Aside from the name aspect, the placement of numbers is not always consistent. Although even numbers are often on one side of the street and odd numbers on the other, they do not always face the same direction.

For example, Rue François Michoel in Jalhay has only even numbers, with ascending numbers on one side and descending numbers on the other (see image above, where the blue line follows the numbers in ascending order. Based on data from Best Address, with OpenStreetMap as background map). This arrangement is also found in certain closed areas, such as Drève de Trévires in Wavre or Henri Wautierlaan in Saintes.

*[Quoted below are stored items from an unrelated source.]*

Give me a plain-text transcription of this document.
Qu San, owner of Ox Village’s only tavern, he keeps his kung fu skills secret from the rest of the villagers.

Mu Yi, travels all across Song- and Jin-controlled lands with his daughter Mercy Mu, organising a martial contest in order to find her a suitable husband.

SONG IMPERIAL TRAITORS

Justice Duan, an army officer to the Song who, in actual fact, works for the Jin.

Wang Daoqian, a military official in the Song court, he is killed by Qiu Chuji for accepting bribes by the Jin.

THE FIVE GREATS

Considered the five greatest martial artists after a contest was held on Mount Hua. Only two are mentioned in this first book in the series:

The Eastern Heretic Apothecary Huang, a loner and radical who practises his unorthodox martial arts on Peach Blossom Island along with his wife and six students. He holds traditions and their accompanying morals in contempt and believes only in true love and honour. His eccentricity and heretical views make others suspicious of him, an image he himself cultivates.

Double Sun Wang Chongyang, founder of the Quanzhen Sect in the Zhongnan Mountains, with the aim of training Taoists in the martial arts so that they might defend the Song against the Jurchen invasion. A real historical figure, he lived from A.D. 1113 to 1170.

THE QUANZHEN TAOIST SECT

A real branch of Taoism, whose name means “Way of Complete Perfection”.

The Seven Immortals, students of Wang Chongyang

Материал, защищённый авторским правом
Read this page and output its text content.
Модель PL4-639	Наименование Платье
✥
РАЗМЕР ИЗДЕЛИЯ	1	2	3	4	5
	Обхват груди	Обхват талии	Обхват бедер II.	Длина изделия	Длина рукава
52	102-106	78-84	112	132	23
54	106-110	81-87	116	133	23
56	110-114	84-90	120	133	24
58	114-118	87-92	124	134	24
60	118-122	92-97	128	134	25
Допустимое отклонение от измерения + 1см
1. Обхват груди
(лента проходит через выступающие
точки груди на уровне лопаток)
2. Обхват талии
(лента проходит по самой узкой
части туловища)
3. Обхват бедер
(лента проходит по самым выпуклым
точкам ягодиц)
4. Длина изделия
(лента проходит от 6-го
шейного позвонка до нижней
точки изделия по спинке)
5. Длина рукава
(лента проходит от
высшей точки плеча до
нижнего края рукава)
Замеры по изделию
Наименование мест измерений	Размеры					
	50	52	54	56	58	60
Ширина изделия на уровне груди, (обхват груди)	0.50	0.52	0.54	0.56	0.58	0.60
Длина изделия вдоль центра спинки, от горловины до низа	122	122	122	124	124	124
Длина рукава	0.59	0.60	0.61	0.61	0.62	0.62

We can also mention the Dennenhof in Tessenderlo, a street consisting of several ‘sectors’, including one with the numbers 2, 4, 6, … and another with 2A, 4A, 6A, 8A … 8A not between numbers 8 and 10, but between numbers 6A and 8A (the same applies to the Begijnenwinning in the same municipality).

The situation is even more complex in houses with chalets or caravans: in the Tulderbos (Ravels) the numbers seem to have been drawn completely at random (see opposite)… poor postman!

Postal code and municipality

As described in a previous article, at the time of writing, Belgium consists of 581 municipalities, each of which consists of one or more sub-municipalities. Each sub-municipality has its own postal code, but this can be the same for each sub-municipality of the same municipality, different for each sub-municipality, or a mixture of both. A postal code can thus be assigned to a municipality or its sub-municipalities.

However, there are some variations in the Brussels-Capital Region. It is made up of 19 municipalities, 18 of which have no sub-municipalities and one (Brussels City) has four (Brussels, Laeken, Haren and Neder-over-Hembeek). In practice, however, the municipality of Sint-Gillis is called both “1060 Sint-Gillis” and “1060 Brussels” like all other Brussels municipalities. In no other region of Belgium is a municipality referred to by its province or district. Elsewhere, a municipality is indicated by combining the postal code with the name of the sub-municipality (1301 Bierges) or with the name of the municipality (1301 Wavre).

In addition, during the 19th century, the municipality of Brussels-City (or the City of Brussels) took over a number of territories of neighbouring municipalities, which therefore came under the jurisdiction of the City of Brussels, but whose postal code, that of the original municipality, remained in place. For example, most of the territory belonging to the City of Brussels falls under the postal codes 1000 (in blue on the map), 1020, 1120 and 1130 (the 4 sub-municipalities), part falls under 1040 (European district, in green) and part under 1050 (Louizalaan and Franklin Rooseveltlaan, in grey). Etterbeek therefore does not own the entire area of ​​1040 (only the brown part), and Ixelles does not manage the entire area of ​​1050 (only the turquoise part, divided in two by Avenue Louise).

Diploma

Smals Research invests a lot of time in raising awareness of the complexity of keeping data relevant to the real world, both in this blog and in our projects and tasks. In this article we illustrate that reality is sometimes fundamentally complicated by the fact that the nomenclature (municipality names, street names, numbering) is left to the freedom of each municipality with few restrictions. This leads to the inconsistencies described here. Add to this the historical developments and it is easy to send the fire brigade to the wrong address!

This post is a contribution by Vandy Berten, specializing in data science at Smals Research. This article is written under his own name and in no way reflects the views of Smals.